Chemin vers soi
Tout le monde prétend à une position, à un statut, du simple fait qu’il a décidé de le prétendre. Et il s’en accommode. Cela devient la règle. Une seconde nature qui finit par bouffer la première et l’annihiler.
Tout le cheminement de la pensée humaine verse dans la même conclusion: Plus on a été frotté aux grands esprits qui ont façonné le cours de l’humanité, plus on a lu, plus on a voyagé en allant se perdre sous d’autres cieux, plus on a cherché, plus on a essayé de tenir rigoureusement face à la vacuité du monde qui nous entoure, plus on a résisté aux sirènes de la petitesse qui nous tire vers le caniveau, plus on se rend compte que dans cette existence, nous devons beaucoup perdre pour savoir que le chemin vers soi est long et interminable, et que, quoi que l’on fasse, quoi qu’on s’accroche, on n’y arrive pas toujours, mais on aura essayé jusqu’au bout en suivant cette ligne directrice qui prend racine dans le cœur et se ramifie dans les tripes pour ne jamais abdiquer ni s’arrêter en cours de route. Quelqu’un a dit un jour que «lLire de grands livres c’est comme avoir une bonne conversation avec les esprits les plus fins des siècles passés». Cela nous apprend le courage de plonger dans les univers les plus dangereux, avec les esprits les plus aiguisés, quitte à y perdre beaucoup de plumes. Mais, tôt ou tard, on finit par s’aguerrir, par devenir plus résistant, par renforcer notre immunité contre la bêtise ambiante, à tous les étages des sociétés où l’on évolue, aujourd’hui comme hier, car il est erroné de penser que la décadence dans laquelle nous pataugeons tous actuellement est le fruit de notre époque, la bêtise a toujours été le corollaire des sociétés humaines, la bassesse, les instincts vils et serviles, l’inclination à tout ce qui abrutit, à tout ce qui annihile l’esprit de jugement et d’analyse, qui, lui, préside à notre indépendance de pensée et à notre faculté de ne pas frayer avec tous les contempteurs adorateurs de tout ce qui abaisse l’homme au lieu de l’élever, de tout ce qui l’assujettit au diktat d’une communauté versée dans sa misère cognitive et livrée aux contingences de ce qui la réduit à un simple conglomérat de comparses dans une pièce de théâtre où ils ne peuvent jouer aucun rôle, sauf celui d’être les porte-drapeau de la médiocrité et des instincts grégaires et vils du peuple.
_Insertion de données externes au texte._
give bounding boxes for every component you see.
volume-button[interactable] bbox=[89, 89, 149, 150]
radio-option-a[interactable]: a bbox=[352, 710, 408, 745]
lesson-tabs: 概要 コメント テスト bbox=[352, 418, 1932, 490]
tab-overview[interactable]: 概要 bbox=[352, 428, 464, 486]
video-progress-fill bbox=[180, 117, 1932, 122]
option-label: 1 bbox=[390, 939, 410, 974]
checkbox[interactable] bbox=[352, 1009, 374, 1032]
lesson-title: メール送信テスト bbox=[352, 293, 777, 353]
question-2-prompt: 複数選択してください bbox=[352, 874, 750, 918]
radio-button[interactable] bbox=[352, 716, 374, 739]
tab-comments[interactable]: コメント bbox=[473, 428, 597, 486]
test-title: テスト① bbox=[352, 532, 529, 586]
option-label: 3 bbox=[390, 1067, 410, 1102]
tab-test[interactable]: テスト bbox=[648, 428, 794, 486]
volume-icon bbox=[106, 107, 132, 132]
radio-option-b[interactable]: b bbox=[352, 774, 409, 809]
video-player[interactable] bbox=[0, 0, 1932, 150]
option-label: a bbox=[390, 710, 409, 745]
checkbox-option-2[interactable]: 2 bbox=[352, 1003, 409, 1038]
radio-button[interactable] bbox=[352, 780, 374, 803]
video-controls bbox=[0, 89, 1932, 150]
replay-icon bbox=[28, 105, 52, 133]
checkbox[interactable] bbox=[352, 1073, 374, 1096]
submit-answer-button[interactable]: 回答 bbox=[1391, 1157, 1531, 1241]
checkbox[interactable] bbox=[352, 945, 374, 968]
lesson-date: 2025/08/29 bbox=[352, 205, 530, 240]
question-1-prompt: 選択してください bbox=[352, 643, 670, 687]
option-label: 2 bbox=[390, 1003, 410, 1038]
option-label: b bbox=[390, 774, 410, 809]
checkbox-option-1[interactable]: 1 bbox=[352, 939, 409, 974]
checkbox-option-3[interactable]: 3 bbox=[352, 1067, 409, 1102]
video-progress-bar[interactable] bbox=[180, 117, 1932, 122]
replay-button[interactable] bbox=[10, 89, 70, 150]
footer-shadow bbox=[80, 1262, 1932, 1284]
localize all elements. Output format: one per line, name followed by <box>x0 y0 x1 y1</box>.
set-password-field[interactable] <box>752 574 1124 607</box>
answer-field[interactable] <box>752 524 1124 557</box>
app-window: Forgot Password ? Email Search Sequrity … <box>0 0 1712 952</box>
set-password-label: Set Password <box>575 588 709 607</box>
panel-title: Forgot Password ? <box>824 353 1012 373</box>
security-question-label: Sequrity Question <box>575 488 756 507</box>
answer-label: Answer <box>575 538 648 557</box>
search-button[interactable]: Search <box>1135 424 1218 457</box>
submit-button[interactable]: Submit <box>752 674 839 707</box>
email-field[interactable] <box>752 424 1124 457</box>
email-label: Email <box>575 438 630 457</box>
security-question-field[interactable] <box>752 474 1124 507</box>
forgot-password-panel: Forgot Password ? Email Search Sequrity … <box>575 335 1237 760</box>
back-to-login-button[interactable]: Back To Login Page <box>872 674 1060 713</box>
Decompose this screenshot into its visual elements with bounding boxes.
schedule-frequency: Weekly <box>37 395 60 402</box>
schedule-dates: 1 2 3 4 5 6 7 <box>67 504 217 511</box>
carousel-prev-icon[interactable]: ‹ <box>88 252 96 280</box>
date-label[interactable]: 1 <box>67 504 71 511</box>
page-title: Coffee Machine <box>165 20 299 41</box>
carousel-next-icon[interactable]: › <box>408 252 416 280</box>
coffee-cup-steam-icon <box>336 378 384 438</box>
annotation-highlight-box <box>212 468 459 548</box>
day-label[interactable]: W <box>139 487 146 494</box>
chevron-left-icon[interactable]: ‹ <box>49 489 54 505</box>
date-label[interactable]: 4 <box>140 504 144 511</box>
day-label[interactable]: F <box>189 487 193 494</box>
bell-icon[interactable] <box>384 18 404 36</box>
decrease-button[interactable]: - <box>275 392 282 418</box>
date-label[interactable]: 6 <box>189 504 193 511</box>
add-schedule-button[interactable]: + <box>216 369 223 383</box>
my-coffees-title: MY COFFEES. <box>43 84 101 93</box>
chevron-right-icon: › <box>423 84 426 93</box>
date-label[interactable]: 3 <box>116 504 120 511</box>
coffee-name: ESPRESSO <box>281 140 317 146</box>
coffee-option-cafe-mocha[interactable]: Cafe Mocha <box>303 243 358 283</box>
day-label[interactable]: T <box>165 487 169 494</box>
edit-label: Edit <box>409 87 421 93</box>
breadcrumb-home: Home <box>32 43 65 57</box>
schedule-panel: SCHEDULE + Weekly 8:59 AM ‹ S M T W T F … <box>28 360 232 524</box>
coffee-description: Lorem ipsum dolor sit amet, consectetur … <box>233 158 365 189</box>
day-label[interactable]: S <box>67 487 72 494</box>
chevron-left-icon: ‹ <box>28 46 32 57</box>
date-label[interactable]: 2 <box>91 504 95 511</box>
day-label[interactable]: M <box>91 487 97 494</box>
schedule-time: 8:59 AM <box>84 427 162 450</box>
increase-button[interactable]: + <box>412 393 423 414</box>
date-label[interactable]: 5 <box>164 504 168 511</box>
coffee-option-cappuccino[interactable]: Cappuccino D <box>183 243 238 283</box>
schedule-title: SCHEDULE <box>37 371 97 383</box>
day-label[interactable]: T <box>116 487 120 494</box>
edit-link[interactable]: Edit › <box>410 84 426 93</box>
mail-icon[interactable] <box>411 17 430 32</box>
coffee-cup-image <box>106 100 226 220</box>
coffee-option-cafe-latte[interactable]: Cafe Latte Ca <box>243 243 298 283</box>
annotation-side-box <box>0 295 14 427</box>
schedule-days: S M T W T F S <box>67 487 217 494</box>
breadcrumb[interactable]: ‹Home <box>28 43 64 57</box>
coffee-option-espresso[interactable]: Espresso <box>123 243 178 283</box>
Face à cela, il ne faut jamais perdre de vue que ce qui rend les hommes sociables est leur incapacité à supporter la solitude et donc, eux-mêmes. Face à cette horde de groupes constitués en corporations, il faut être en dehors de l’essaim, loin du conglomérat.
Personne ne peut savoir ce qui se passe dans notre cœur ni dans notre esprit. Jamais, il ne faut approfondir les choses de la vie, surtout les nôtres, avec personne. Il faut toujours savoir garder une certaine distance entre qui l’on est et les autres. Comme si l’on avait une autre mission ici-bas. Comme si l’on vivait sur une autre terre, avec un combat qui ne concerne aucunement les autres et dont ils ignorent tout. «En cent lieux contre lui les cabales s’amassent ; ses rivaux obscurcis autour de lui croassent ; et son trop de lumière importunant les yeux, de ses propres amis lui fait des envieux, disait ce grand connaisseur de la nature mesquine des humains», écrivait ce fin connaisseur des âmes humaines, Nicolas Boileau. Face à la société, avec ses travers, ses pièges cruels, ses obstacles et son adversité insidieuse, sa peur et sa haine des esprits libres, il faut se comporter comme face à une œuvre d’art qui n’apporte pas de réponses, mais qui doit constamment questionner. Son sens profond réside dans la tension entre des réponses contradictoires. C’est cela la société humaine : une série de questionnements, avec leur cohorte de réponses souvent toutes faites, mais qui sont aussi autant de rets qu’il faut savoir identifier pour les éviter : «L’homme qui a suffisamment de richesse intérieure préfère rester hors de la société, pour n’avoir rien à donner et rien à supporter», nous rappelle Arthur Schopenhauer.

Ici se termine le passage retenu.